El barco era pequeño y franchute, llevaba rumbo a Villafranca de Nizo, y a bordo, además de los tres frailes españoles –Miguel de Ramasa, Andrés Coria y Eufemio Melis–, iban el patrón, cuatro marineros y cinco pasajeros. A pocas millas de la costa se les echó encima un bergantín turco –en aquel tiempo se llamaba así a todo corsario musulmán, berberiscos incluidos– haciendo señales de que amainasen vela. El patrón se dispuso a obedecer, argumentando que, siendo francés el barco, podrían negociar con los corsarios y seguir viaje a salvo. Pero los tres frailes, súbditos del rey de España, no veían las cosas con tanto optimismo. Ustedes se escapan de rositas, protestaron, pero nosotros vamos a pagar el pato. Por religiosos y por españoles, pasaremos el resto de nuestras vidas apaleando sardinas al remo de una galera, o cautivos en Argel o Turquía. Así que, de perdidos al río, resolvieron cenar con Cristo antes que en Constantinopla. Que el diálogo de civilizaciones, apuntaron, lo dialogue la madre que los parió. De manera que se remangaron las sotanas, se armaron como pudieron con cuatro chuzos, tres escopetas y tres espadas sin guarnición que había a bordo, y amotinándose contra los tripulantes del barco, los metieron con los cinco pasajeros encerrados bajo cubierta. Después pusieron trapos en torno a las espigas de las espadas para que sirvieran de empuñaduras, y se hicieron una especie de rodelas amarradas al brazo izquierdo con almohadas y cuerdas. Luego se arrodillaron en cubierta y rezaron cuanto sabían. Salve, regina, mater misericordiae. Etcétera. 

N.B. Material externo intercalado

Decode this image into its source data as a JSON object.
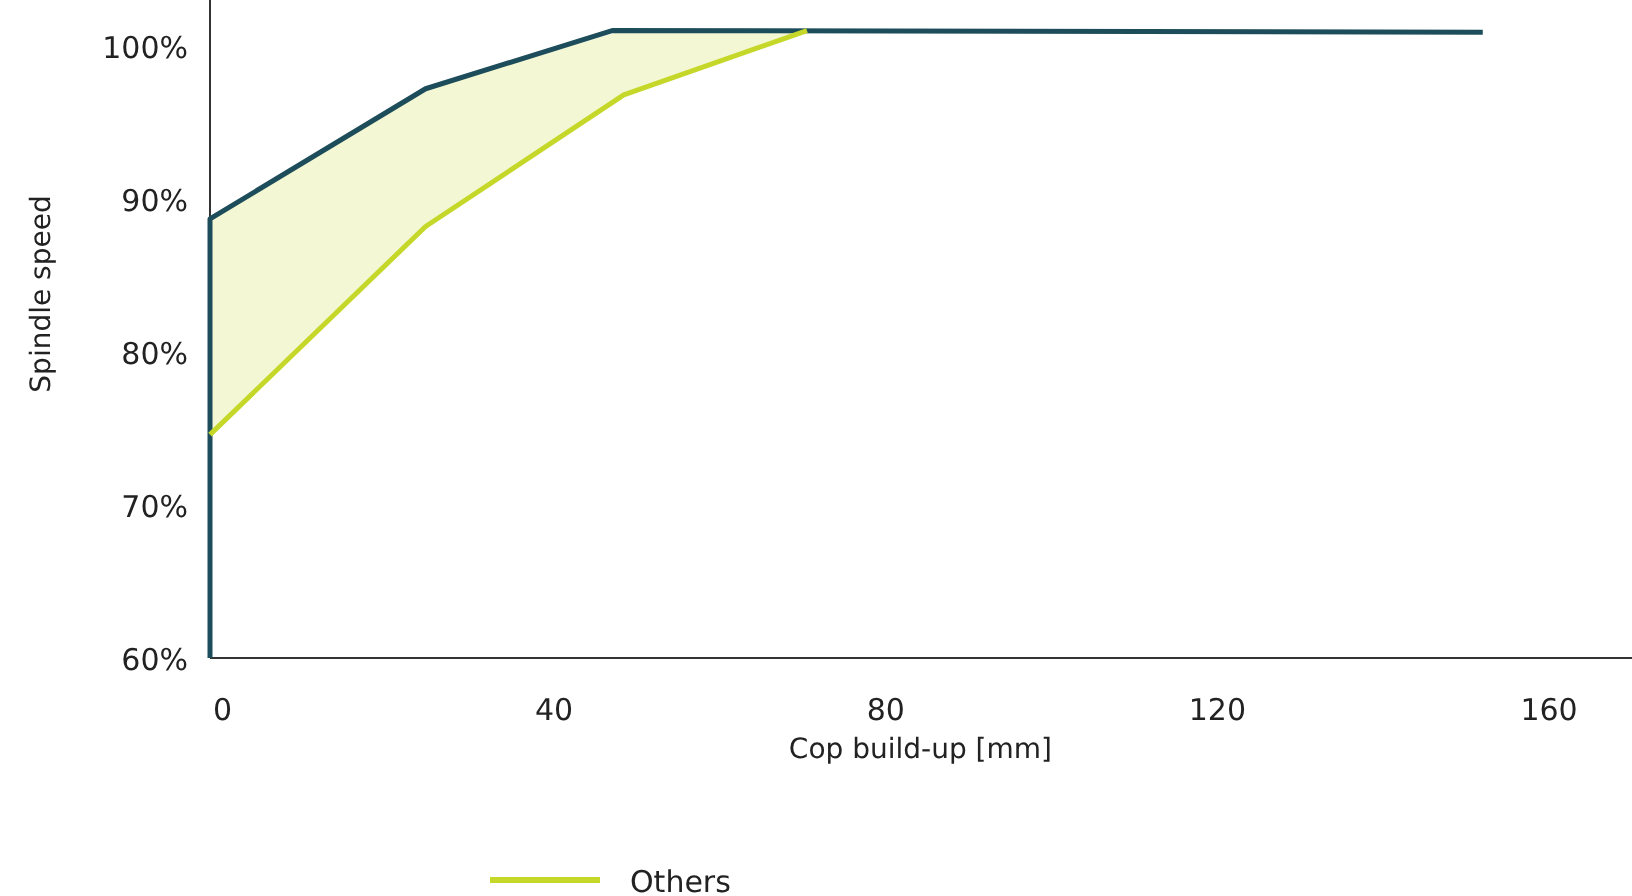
{
  "chart_data": {
    "type": "line",
    "xlabel": "Cop build-up [mm]",
    "ylabel": "Spindle speed",
    "xlim": [
      -1.5,
      170
    ],
    "xticks": [
      0,
      40,
      80,
      120,
      160
    ],
    "ylim": [
      60,
      103
    ],
    "yticks": [
      {
        "value": 60,
        "label": "60%"
      },
      {
        "value": 70,
        "label": "70%"
      },
      {
        "value": 80,
        "label": "80%"
      },
      {
        "value": 90,
        "label": "90%"
      },
      {
        "value": 100,
        "label": "100%"
      }
    ],
    "grid": false,
    "legend": "bottom left",
    "marker": "none",
    "line_style": "solid",
    "series": [
      {
        "color": "#1d4d5a",
        "x": [
          -1.5,
          -1.5,
          24.5,
          47,
          152
        ],
        "values": [
          60,
          88.7,
          97.2,
          101,
          100.9
        ]
      },
      {
        "name": "Others",
        "color": "#c5d82a",
        "x": [
          -1.5,
          24.5,
          48.4,
          70.5
        ],
        "values": [
          74.6,
          88.2,
          96.8,
          101
        ],
        "lower": [
          74.6,
          88.2,
          96.8,
          101
        ],
        "upper": [
          88.7,
          97.2,
          101,
          101
        ]
      }
    ]
  }
}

Ahora, háganme el favor y consideren despacio la escena, que tiene su puntito. Imaginen ese bergantín corsario de doce bancos que se acerca por barlovento. Imaginen a esos feroces turcos, o berberiscos, o lo que fueran –veintisiete, según detalla la relación–, amontonados en la proa y en la regala, blandiendo alfanjes y relamiéndose con la perspectiva, en plan tripulación del capitán Garfio. Imaginen la sonora rechifla del personal cuando se percata de que en la cubierta de la presa no hay más que tres frailes arrodillados y dándose golpes de pecho. Y en ésas, cuando los dos barcos están abarloados y los turcos se disponen a saltar al abordaje, los tres frailes –los supongo jóvenes, o cuajados y correosos, duros, muy de su tiempo– se levantan, largan una escopetada a quemarropa que pone a tres malos mirando a Triana, y luego, gritando como locos Santiago y cierra España, Jesucristo y María Santísima, o sea, llamando en su auxilio al santoral completo y al copón de Bullas, tras embrazar las almohadas como rodelas, se meten en la nave corsaria a mandoble limpio, acuchillando como fieras, dejando a los turcos con la boca abierta, perdón, oiga, vamos a ver, aquí hay un error, los que teníamos que abordar éramos nosotros. Con la cara del Coyote tras caerle encima la caja de caudales que tenía preparada para aplastar al Correcaminos. Y así, en ese plan, dejando la mansedumbre cristiana para días más adecuados, los frailes escabechan en tres minutos a doce malos, que se dice pronto, y otros cinco se tiran al agua, chof, chof, chof, chof, chof, y el resto, con varios heridos, pide cuartel y se rinde después de que fray Miguel Ramasa le atraviese el pecho con un chuzo al arráez corsario, «juntándose los dos tanto, que le alcançó el turco a morder en una mano, y acudiendo fray Andrés Coria le acabó de matar». Con dos cojones. 

Ocurrió el 21 de octubre de 1634, día de santa Úrsula y de las Once Mil –una más, una menos– Vírgenes. Y qué quieren que les diga. Me encantan esos tres frailes.